The following may or may not end up in the locked node Requiem for a Dream. I post it now, or I don't sleep and/or I burst. (I should have known to check to see if the node was locked.) I haven't written anything in ages, anywhere. This is - hopefully - merely cracking open the floodgates to the swollen dam.

WE HAVE A WINNER!

This movie is fucked up. I'm still not sure if this is that good sort of fucked up or bad sort of fucked up. This movie starts with - or so one may assume - the whole and complete - and just takes away, chip after chip, until the very bitter end.

There is no W Diagram here. It's a backslash, starting at the bottom and then tearing the floor out of the basement of reality and showing the thin, keen edge between what is accepted as normal, what is success and failure and the insanity that is merely being conscious and alive that lies beneath it all.

The only difference between any of it is mere semantics and personal perspective.

I write this here not because I think I can actually add to what has already been said, but as cartharsis, as purgative. I literally just finished watching it, and I'm still crying. I don't really cry at movies, or over books, or any of that shit. It's not that I think I'm too cool for that. I yearn for it. I'm plugged up. Clogged. Wanna let it out but can't, won't. I've bathed in the morbid and existential like it was the sweetest perfumed milk bath in a tub of gold. Kafka is light bedtime reading. I'm very rarely truly touched or moved by anything, and feel so little real empathy and connection for anything it disturbs me.

This movie just touched the deepest core of my being with a white-hot poker of purest pain, penetrating with feint within feint, slipping inside my jaded shell with effortless effort, branding my soul.

This is not hyperbole.
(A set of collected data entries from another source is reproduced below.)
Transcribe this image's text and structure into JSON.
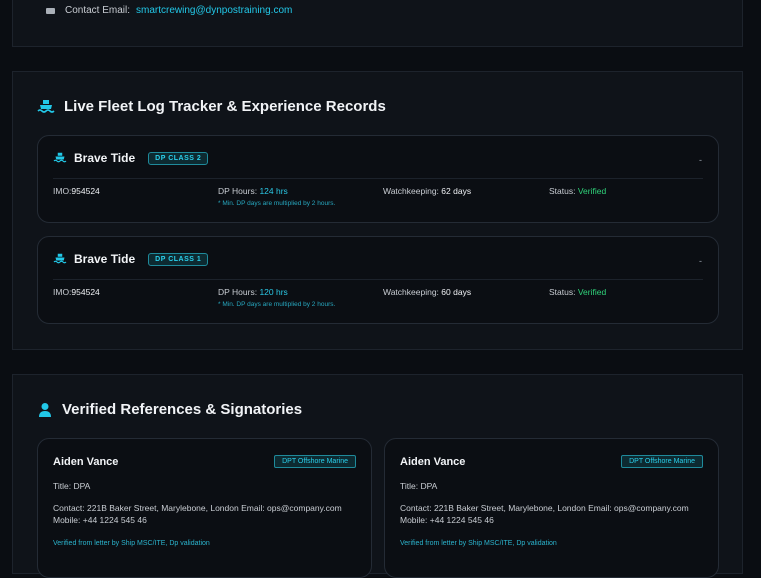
{
  "contact": {
    "label": "Contact Email:",
    "email": "smartcrewing@dynpostraining.com"
  },
  "fleet": {
    "title": "Live Fleet Log Tracker & Experience Records",
    "vessels": [
      {
        "name": "Brave Tide",
        "dp_class": "DP CLASS 2",
        "dash": "-",
        "imo_label": "IMO:",
        "imo": "954524",
        "dp_hours_label": "DP Hours:",
        "dp_hours": "124 hrs",
        "note": "* Min. DP days are multiplied by 2 hours.",
        "watch_label": "Watchkeeping:",
        "watch": "62 days",
        "status_label": "Status:",
        "status": "Verified"
      },
      {
        "name": "Brave Tide",
        "dp_class": "DP CLASS 1",
        "dash": "-",
        "imo_label": "IMO:",
        "imo": "954524",
        "dp_hours_label": "DP Hours:",
        "dp_hours": "120 hrs",
        "note": "* Min. DP days are multiplied by 2 hours.",
        "watch_label": "Watchkeeping:",
        "watch": "60 days",
        "status_label": "Status:",
        "status": "Verified"
      }
    ]
  },
  "references": {
    "title": "Verified References & Signatories",
    "cards": [
      {
        "name": "Aiden Vance",
        "badge": "DPT Offshore Marine",
        "title_label": "Title:",
        "title": "DPA",
        "contact_label": "Contact:",
        "contact": "221B Baker Street, Marylebone, London Email: ops@company.com Mobile: +44 1224 545 46",
        "link": "Verified from letter by Ship MSC/ITE, Dp validation"
      },
      {
        "name": "Aiden Vance",
        "badge": "DPT Offshore Marine",
        "title_label": "Title:",
        "title": "DPA",
        "contact_label": "Contact:",
        "contact": "221B Baker Street, Marylebone, London Email: ops@company.com Mobile: +44 1224 545 46",
        "link": "Verified from letter by Ship MSC/ITE, Dp validation"
      }
    ]
  },
  "colors": {
    "accent": "#22c8e8",
    "verified": "#2fd37a",
    "panel": "#0f1319",
    "background": "#0a0d12"
  }
}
The clumsiness of language itself does not allow for true meaning here.

I could go on for pages about the technical merits of the film, the excellence of composition, the lighting, the music, the soundwork, the ultra-realism, the insane composite shots, the artistic integrity, the innovative use of body mounted cameras foreshadowed by the camera mounted on the TV cart at the opening of the film.

I could devote - and I mean devotion - even more pages to the incredible acting.

And it all falls to the wayside as a discarded husk, the merest incidental vehicle of the message at hand. The way film and all art should always be, but rarely ever is.

And that message is widely interpretable, of course, but most obviously as yossarian says, it's about addiction.

But I will take that a step farther, and say that the primary message is emptiness, the missing piece we all seek to fill. The constant state of incompleteness that everyone I've ever met carries with them everywhere, no matter what.

The unbearable burden of nihil.

How much does nothing weigh? And how far have you carried it? And how long have you been lonely?

Within all of this darkness, within the jarringly obvious comparisons between all of the things we do that equate to trying - and failing - to become complete, within all the layered messages against racism, agism, sexism, drug-ism, television-ism there is hope. This glimmer is hardly even the merest tone or texture in the movie, but forcibly drawn out of the viewer as the viewer is lead from conclusion to conclusion, action to reaction throughout the gritty landscape of the film, and shown in brutal detail the absolute madness of our self-imposed isolations, restrictions, and needless, heedless desires.

And that would be - to me - the subtext. Be careful what you wish for. The very desire you think you desire the most might just be the worst thing for you.

And the one thing you actually need is already in your arms, around the corner, in the eyes of a friend, or perhaps simply in the air you breathe.

For once, I will not be reading the book. At least not any time soon.